Today is the first rest day in the 2010 Tour de France, and after a tough weekend in the early mountain stages, it seems the riders can really use the break. It was certainly an eventful couple of days to say the least, as the true GC contenders took center stage yesterday, as we can now see where the battle lines will be drawn. Meanwhile, Lance Armstrong sees his last attempt at winning slip away on a brutal day for the Tour legend.
On Saturday, the riders entered the first medium-mountain stage with a 165.5 km (102.8 mile) ride from Tournus to Station des Rousses. The route featured six good climbs, including three Category 2 slopes, and while none of the big names made a major move, it did allow for Jérôme Pineau to solidify his points total in the King of the Mountain competition. Pineau took of as one of the riders in a five man break, and ended up earning first place in nearly all of the KOM checkpoints, giving him a firm grip on the Polka Dot Jersey. The stage was won by his teammate, Sylvain Chavanel, who also donned the Yellow Jersey when Fabian Cancellara fell off the pace while battling on the moderate climbs.
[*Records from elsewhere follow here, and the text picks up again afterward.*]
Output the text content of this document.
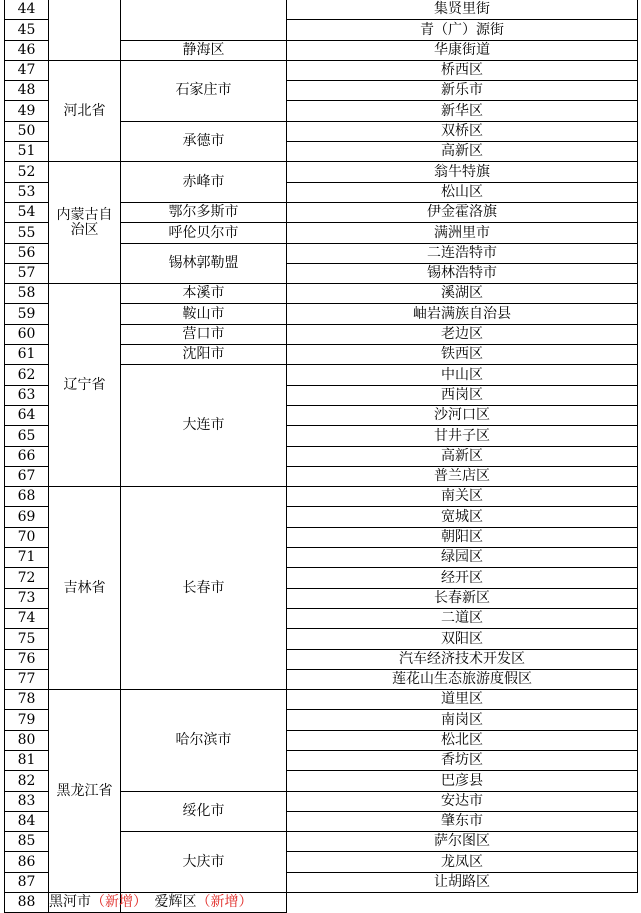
44			集贤里街
45			青（广）源街
46		静海区	华康街道
47	河北省	石家庄市	桥西区
48			新乐市
49			新华区
50		承德市	双桥区
51			高新区
52	内蒙古自治区	赤峰市	翁牛特旗
53			松山区
54		鄂尔多斯市	伊金霍洛旗
55		呼伦贝尔市	满洲里市
56		锡林郭勒盟	二连浩特市
57			锡林浩特市
58	辽宁省	本溪市	溪湖区
59		鞍山市	岫岩满族自治县
60		营口市	老边区
61		沈阳市	铁西区
62		大连市	中山区
63			西岗区
64			沙河口区
65			甘井子区
66			高新区
67			普兰店区
68	吉林省	长春市	南关区
69			宽城区
70			朝阳区
71			绿园区
72			经开区
73			长春新区
74			二道区
75			双阳区
76			汽车经济技术开发区
77			莲花山生态旅游度假区
78	黑龙江省	哈尔滨市	道里区
79			南岗区
80			松北区
81			香坊区
82			巴彦县
83		绥化市	安达市
84			肇东市
85		大庆市	萨尔图区
86			龙凤区
87			让胡路区
88	黑河市（新增）	爱辉区（新增）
Chavanel wouldn’t stay in Yellow for long however, as Sunday brought a true mountain stage featuring two Category 1 climbs. The 189 km (117.4 mile) course ran from Station des Rousses to Morzine-Avoriaz, giving the riders their first real taste of what the Alps had to offer. It was a day filled with crashes that left many scraped, bruised, and battered, and few escaped unscathed. The big showdown would come on the final climb of the day, one of the Cat 1 slopes, with a summit finish. As the lead riders neared the top, Andy Schleck kicked it into climbing mode, and left everyone else behind, including Tour favorite Alberto Contador, who looked unwilling or unable to respond. Schleck took the stage win, gained valuable time on Contador, and now sits in second place, 20 seconds behind Cadell Evans. Contador is in third, 1:01 back from the leader.
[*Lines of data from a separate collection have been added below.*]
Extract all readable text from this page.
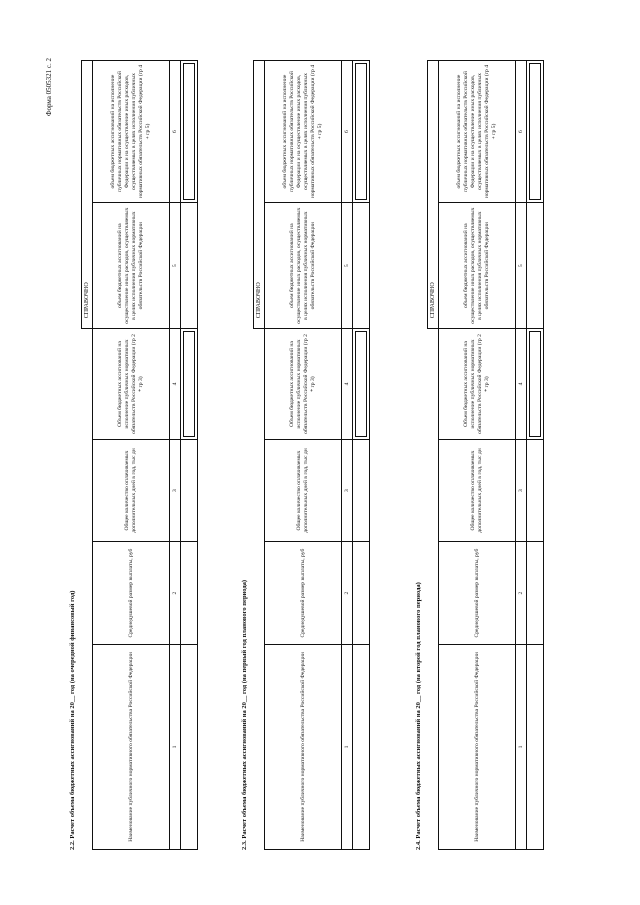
Форма 0505321 с. 2
2.2. Расчет объема бюджетных ассигнований на 20__ год (на очередной финансовый год)
				СПРАВОЧНО	
Наименование публичного нормативного обязательства Российской Федерации	Среднедушевой размер выплаты, руб	Общее количество оплачиваемых дополнительных дней в год, тыс дн	Объем бюджетных ассигнований на исполнение публичных нормативных обязательств Российской Федерации (гр 2 * гр 3)	объем бюджетных ассигнований на осуществление иных расходов, осуществляемых в целях исполнения публичных нормативных обязательств Российской Федерации	объем бюджетных ассигнований на исполнение публичных нормативных обязательств Российской Федерации и на осуществление иных расходов, осуществляемых в целях исполнения публичных нормативных обязательств Российской Федерации (гр 4 + гр 5)
1	2	3	4	5	6

2.3. Расчет объема бюджетных ассигнований на 20__ год (на первый год планового периода)
				СПРАВОЧНО	
Наименование публичного нормативного обязательства Российской Федерации	Среднедушевой размер выплаты, руб	Общее количество оплачиваемых дополнительных дней в год, тыс дн	Объем бюджетных ассигнований на исполнение публичных нормативных обязательств Российской Федерации (гр 2 * гр 3)	объем бюджетных ассигнований на осуществление иных расходов, осуществляемых в целях исполнения публичных нормативных обязательств Российской Федерации	объем бюджетных ассигнований на исполнение публичных нормативных обязательств Российской Федерации и на осуществление иных расходов, осуществляемых в целях исполнения публичных нормативных обязательств Российской Федерации (гр 4 + гр 5)
1	2	3	4	5	6

2.4. Расчет объема бюджетных ассигнований на 20__ год (на второй год планового периода)
				СПРАВОЧНО	
Наименование публичного нормативного обязательства Российской Федерации	Среднедушевой размер выплаты, руб	Общее количество оплачиваемых дополнительных дней в год, тыс дн	Объем бюджетных ассигнований на исполнение публичных нормативных обязательств Российской Федерации (гр 2 * гр 3)	объем бюджетных ассигнований на осуществление иных расходов, осуществляемых в целях исполнения публичных нормативных обязательств Российской Федерации	объем бюджетных ассигнований на исполнение публичных нормативных обязательств Российской Федерации и на осуществление иных расходов, осуществляемых в целях исполнения публичных нормативных обязательств Российской Федерации (гр 4 + гр 5)
1	2	3	4	5	6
As for Cadel, he made me look like a genius for predicting he’d come out of the weekend in Yellow last week. He’s riding well, and is sticking to the plan, and seemed genuinely emotional when he put on the Jersey yesterday. The question is, can he defend it in the days ahead? We have a lot of riding to go yet, and while he is the world road cycling champ, he didn’t appear to have an answer for Andy Schleck yesterday either. That said, Cadel was involved in an early crash that I’m sure didn’t help how he was feeling, and he really didn’t have to chase down Schleck either. As long as he can do it in the Pyrenees, he’ll be fine. Will he still be in Yellow then?
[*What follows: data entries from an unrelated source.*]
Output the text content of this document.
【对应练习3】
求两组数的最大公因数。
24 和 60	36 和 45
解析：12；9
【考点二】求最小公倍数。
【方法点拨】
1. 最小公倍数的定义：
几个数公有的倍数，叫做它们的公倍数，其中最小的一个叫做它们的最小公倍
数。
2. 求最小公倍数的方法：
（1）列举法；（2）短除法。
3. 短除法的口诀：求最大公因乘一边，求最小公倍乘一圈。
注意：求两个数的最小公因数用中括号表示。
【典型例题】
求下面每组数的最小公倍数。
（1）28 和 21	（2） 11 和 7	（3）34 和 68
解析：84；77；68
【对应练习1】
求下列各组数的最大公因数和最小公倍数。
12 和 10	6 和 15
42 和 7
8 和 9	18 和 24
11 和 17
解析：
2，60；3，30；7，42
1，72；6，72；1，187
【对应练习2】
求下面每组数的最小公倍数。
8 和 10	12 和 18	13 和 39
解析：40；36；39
The other big news from yesterday was the utter meltdown by Lance Armstrong, who avoided an early crash only to later catch his pedal on a curb, sending him reeling over the top of his handlebars. Visibly shaken by that accident, he never really seemed to recover. He was later caught up in another crash, and although he didn’t suffer any more damage, it slowed him down further, and kept him out of his rhythm. Post-race we learned that Lance hit the wall following his crash, and bonking hard, he just didn’t have the energy and stamina to catch-up to the contenders. When the dust settled, he lost 11 minutes and 45 seconds to the leaders, effectively ending any chances he had of winning the race. While this can happen to any rider of course, it was just strange to watch Lance seem to have no ability to respond. In his prime, he was the strongest rider in the Peloton, and while I still think he is amongst the top riders in the world, he had a combination of bad luck and bad timing sap him of his chances to contend once again. Don’t feel too bad for him however, as he does have seven Tour championship to his name.
Today, the riders will rest, eat, and lick their wounds. It has been a tough Tour already, but the worst is yet to come. On Tuesday for instance, they’ll see that the mountains they’ve conquered so far are nothing compared to what lies ahead. The 204.5 km (127 miles) course will take them from Morzine-Avoriaz to Saint-Jean-de-Maurienne, and along the way they’ll face a Category 2 climb, two big Category 1 climbs, and a Beyond Category climb. Fortunately, the stage finish is at the bottom of a mountain, so we’ll see the riders bombing down the hill towards the end tomorrow. It should be a great stage, with plenty of action, and lots more to come in the days ahead. We’re not even half way through the Tour just yet.